Last year there was a tsunami in Indonesia, which caused my brand of clove cigarettes to go up fifty cents a pack. As a result, last year Robert and I spent hours drunk at the beach wearing armor and stabbing the heart of the ocean with every sharp object in reach. Rakes, knives, my neighbor's lawnmower- they were all ammunition in our raids on the Great Blue Enemy.

Children from the neighborhood wore a lot of bandages that summer.

I haven't seen the ocean since then, but we're going back on Friday to scatter Grandma's ashes in accordance with her wishes. The memorial was yesterday, and there was beer and whiskey and wine and champagne and my cousin, Vanessa.
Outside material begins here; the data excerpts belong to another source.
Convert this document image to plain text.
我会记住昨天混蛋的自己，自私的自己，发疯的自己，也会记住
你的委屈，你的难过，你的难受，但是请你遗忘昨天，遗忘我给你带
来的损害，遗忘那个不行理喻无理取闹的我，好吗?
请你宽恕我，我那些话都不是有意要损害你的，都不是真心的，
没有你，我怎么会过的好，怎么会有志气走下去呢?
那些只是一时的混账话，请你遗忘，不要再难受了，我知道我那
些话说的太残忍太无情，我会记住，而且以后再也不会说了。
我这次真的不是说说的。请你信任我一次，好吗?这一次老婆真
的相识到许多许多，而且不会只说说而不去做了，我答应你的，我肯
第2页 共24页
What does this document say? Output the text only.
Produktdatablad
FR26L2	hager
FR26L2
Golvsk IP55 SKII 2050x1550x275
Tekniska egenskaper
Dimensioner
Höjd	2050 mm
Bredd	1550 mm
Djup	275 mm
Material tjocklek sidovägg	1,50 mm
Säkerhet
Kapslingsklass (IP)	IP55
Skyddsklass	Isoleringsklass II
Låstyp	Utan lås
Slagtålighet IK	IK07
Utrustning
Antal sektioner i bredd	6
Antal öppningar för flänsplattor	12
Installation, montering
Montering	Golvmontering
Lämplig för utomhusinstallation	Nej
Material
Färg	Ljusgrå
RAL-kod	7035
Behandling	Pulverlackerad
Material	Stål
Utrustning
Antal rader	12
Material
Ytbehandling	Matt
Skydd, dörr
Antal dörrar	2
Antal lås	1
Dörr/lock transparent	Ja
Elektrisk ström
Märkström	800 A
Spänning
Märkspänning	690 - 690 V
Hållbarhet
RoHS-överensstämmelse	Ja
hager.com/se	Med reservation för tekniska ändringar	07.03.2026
Vanessa brought a near-complete smile and she brought some news in a big, pink bag.

Two days after they committed Grandpa Smith's ashes to the Pacific, Vanessa's dad, my grandma's brother, got a phone call.

The ocean, the thing we're taught to fear and respect, it brought Grandpa to rest between some rocks on the shore of some little town north of San Francisco. Dry and intact, the urn full of my dead grandmother's dead father is with us today, in a big, pink bag.

Mom and I and everyone else who can get the day off, we're going to the ocean together on Friday.

In just two days, Grandma and her dad are going home. Together.